J’écoute parfois Alain 
Finkielkraut sur France Culture le samedi matin. Il est de ceux qui répètent que 
la France est en décadence, qu’elle tourne le dos à son héritage culturel,  que la barbarie se déploie sans 
garde-fou, etc. Il voudrait – et  personne ne peut lui donner tort – que les 
professeurs fussent écoutés en classe et que la mission de l’éducation nationale 
fût de transmettre des connaissances.  
Sans doute ne s’interroge-t-il 
pas assez sur les origines de l'éducation nationale, et n’a-t-il pas lu les textes fondateurs que cite Theodore Zeldin dans
Histoire des passions françaises. Pour pouvoir faire évoluer notre système éducatif, il faudrait 
pourtant d'abord connaître ses origines et ne pas idéaliser son passé.  
J’ai  sursauté quand j'ai 
entendu Finkielkraut affirmer que « jamais en France, à aucune autre époque, l’autorité n’a été 
autant méprisée qu’aujourd’hui ».  
Il suffit de lire les mémoires 
du temps pour voir que la société était autrefois beaucoup plus violente qu’elle 
ne l’est, que les autorités étaient beaucoup moins respectées qu’elles ne le sont. La 
France n'a jamais été un pays docile ! 
A la fin du XVIe 
siècle Sully décrit un pays ravagé par les guerres de religion : plus de routes, 
une agriculture dévastée, partout la misère, partout de dangereuses bandes de 
soldats déserteurs et de paysans réduits au désespoir.   
Au milieu du XVIIe 
siècle, les frondeurs menacent la vie du Roi qui est contraint de quitter sa 
capitale : il faut lire le cardinal de Retz. 

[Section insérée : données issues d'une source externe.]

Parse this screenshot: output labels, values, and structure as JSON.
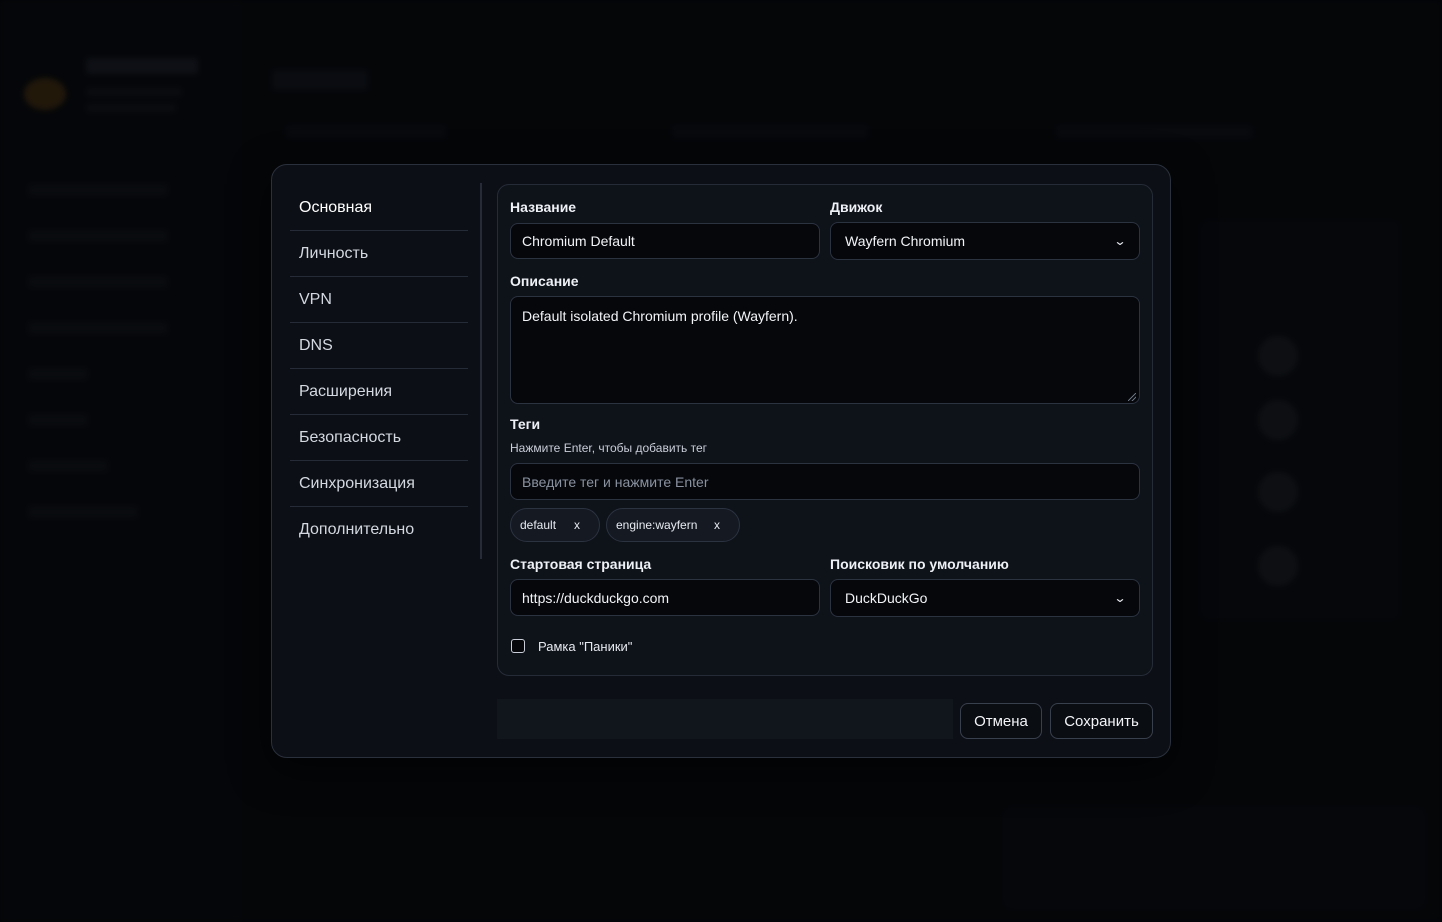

Au XVIIIe siècle un Parlement rebelle attise l’émeute et les grands 
seigneurs conspirent avec l’ennemi. « Quand on est éligible à la couronne, 
disait la duchesse du Maine, il ne faut pas hésiter à renverser l’État pour y 
parvenir » : il faut lire Saint-Simon.  
Fouché énumère les complots contre 
Bonaparte, puis contre Napoléon. Paul-Louis 
Courier, qui finira tué d’un coup de fusil par un voisin qui le jalousait, a décrit 
les violences qui s’exerçaient sous la Restauration entre les autorités et une 
population rétive. 
La
comtesse de Boigne et la
duchesse de Dino nous montrent  Louis-Philippe terrorisé : il ne sort plus des Tuileries et refuse de passer la 
garde nationale en revue parce qu’il craint, non sans raison, qu’elle ne lui 
tire dessus.  
D’après Haussmann, il existait 
au XIXe siècle à Paris – par exemple à l’endroit où se trouve 
aujourd’hui le parc Monceau – ce que nous appelons des « zones de non-droit » où 
la police ne peut pas se risquer. Le même Haussmann a failli, lorsqu’il était 
sous-préfet de Nérac, se faire assassiner dans la fameuse « auberge rouge » où 
l’on faisait de la charcuterie avec les voyageurs isolés. 
Eric 
Hazan, qui cite des textes d’époque, décrit les violences du début 
du XXe siècle entre parisiens et « immigrés » - qualificatif que l’on 
appliquait alors aux Auvergnats, aux Picards, à tous ceux qui n’étaient pas 
parisiens de souche. Si vous feuilletez les collections du Petit Journal, 
 
représentatif de la presse à sensation du début du XXe siècle, 
vous verrez que les assassinats, les incendies criminels, les agressions, les 
attentats anarchistes étaient alors fréquents.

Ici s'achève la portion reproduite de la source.